The U.N.'s top humanitarian coordinator, Jamie McGoldrick, said Wednesday that 75% of that sum is needed for the Gaza Strip, where "a man-made tragedy is unfolding daily."
Gaza has been under an Israeli and Egyptian blockade since 2007, when Islamic terrorist group Hamas seized control of the coastal enclave in a military coup. The closure, along with Hamas' conflicts with Israel and with arch political rival the Palestinian Authority in the West Bank, has devastated Gaza's economy.
Half the sum is needed to support emergency projects by the U.N. Relief and Works Agency for Palestinian Refugees, after the U.S. slashed its funding this year. The rest is to fund food, water, health, sanitation, shelter and education projects.
Meanwhile, the World Bank said the economic decline in the Gaza Strip has become too steep to be tackled by international aid, and freer trade needs to be allowed there.
In a 46-page report released Thursday as world powers convened in Rome to discuss the future of UNRWA, the bank said Gaza's economy "cannot survive without being connected to the outside world. Any effort at economic recovery and development must address the impacts of the current closure regime."
Gaza's economic growth plummeted from 8% in 2016 to 0.5% last year, with half the labor force unemployed and public health at risk from the deterioration in basic services such as water and electricity, the report said.

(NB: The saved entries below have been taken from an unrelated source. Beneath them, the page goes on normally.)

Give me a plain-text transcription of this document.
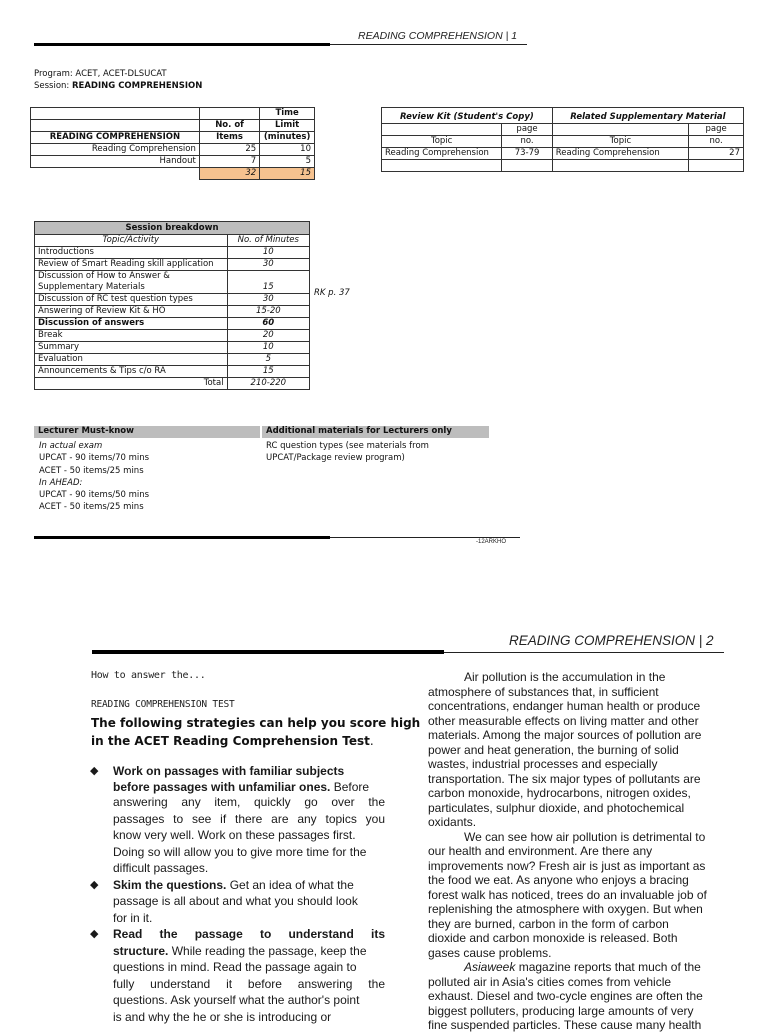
READING COMPREHENSION | 1
Program: ACET, ACET-DLSUCAT
Session: READING COMPREHENSION
		Time
	No. of	Limit
READING COMPREHENSION	Items	(minutes)
Reading Comprehension	25	10
Handout	7	5
	32	15
Review Kit (Student's Copy)		Related Supplementary Material	
	page		page
Topic	no.	Topic	no.
Reading Comprehension	73-79	Reading Comprehension	27

Session breakdown	
Topic/Activity	No. of Minutes
Introductions	10
Review of Smart Reading skill application	30
Discussion of How to Answer &
Supplementary Materials	15
Discussion of RC test question types	30
Answering of Review Kit & HO	15-20
Discussion of answers	60
Break	20
Summary	10
Evaluation	5
Announcements & Tips c/o RA	15
Total	210-220
RK p. 37
Lecturer Must-know	Additional materials for Lecturers only
In actual exam
UPCAT - 90 items/70 mins
ACET - 50 items/25 mins
In AHEAD:
UPCAT - 90 items/50 mins
ACET - 50 items/25 mins
RC question types (see materials from
UPCAT/Package review program)
-12ARKHO
READING COMPREHENSION | 2
How to answer the...
READING COMPREHENSION TEST
The following strategies can help you score high
in the ACET Reading Comprehension Test.
◆ Work on passages with familiar subjects
before passages with unfamiliar ones. Before
answering any item, quickly go over the
passages to see if there are any topics you
know very well. Work on these passages first.
Doing so will allow you to give more time for the
difficult passages.
◆ Skim the questions. Get an idea of what the
passage is all about and what you should look
for in it.
◆ Read the passage to understand its
structure. While reading the passage, keep the
questions in mind. Read the passage again to
fully understand it before answering the
questions. Ask yourself what the author's point
is and why the he or she is introducing or
Air pollution is the accumulation in the
atmosphere of substances that, in sufficient
concentrations, endanger human health or produce
other measurable effects on living matter and other
materials. Among the major sources of pollution are
power and heat generation, the burning of solid
wastes, industrial processes and especially
transportation. The six major types of pollutants are
carbon monoxide, hydrocarbons, nitrogen oxides,
particulates, sulphur dioxide, and photochemical
oxidants.
We can see how air pollution is detrimental to
our health and environment. Are there any
improvements now? Fresh air is just as important as
the food we eat. As anyone who enjoys a bracing
forest walk has noticed, trees do an invaluable job of
replenishing the atmosphere with oxygen. But when
they are burned, carbon in the form of carbon
dioxide and carbon monoxide is released. Both
gases cause problems.
Asiaweek magazine reports that much of the
polluted air in Asia's cities comes from vehicle
exhaust. Diesel and two-cycle engines are often the
biggest polluters, producing large amounts of very
fine suspended particles. These cause many health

"In the long term, aid will not be able to provide the impetus for growth, nor can it reverse Gaza's de-development," it said. It urged that exports from Gaza be stepped up and restrictions relaxed on "dual-use" imports – materials that might have military applications.
Israel and Egypt did not comment immediately on the report, which came a day after representatives from the two countries and 18 other nations met in Washington to discuss potential remedies for Gaza's humanitarian crisis.
The White House – which, like Israel, classifies Hamas as a terrorist group and accuses the Palestinians of not pursuing peace sufficiently – said it presented "specific project ideas" at the conference, which may be followed up at an international meeting on Gaza in Brussels on March 20.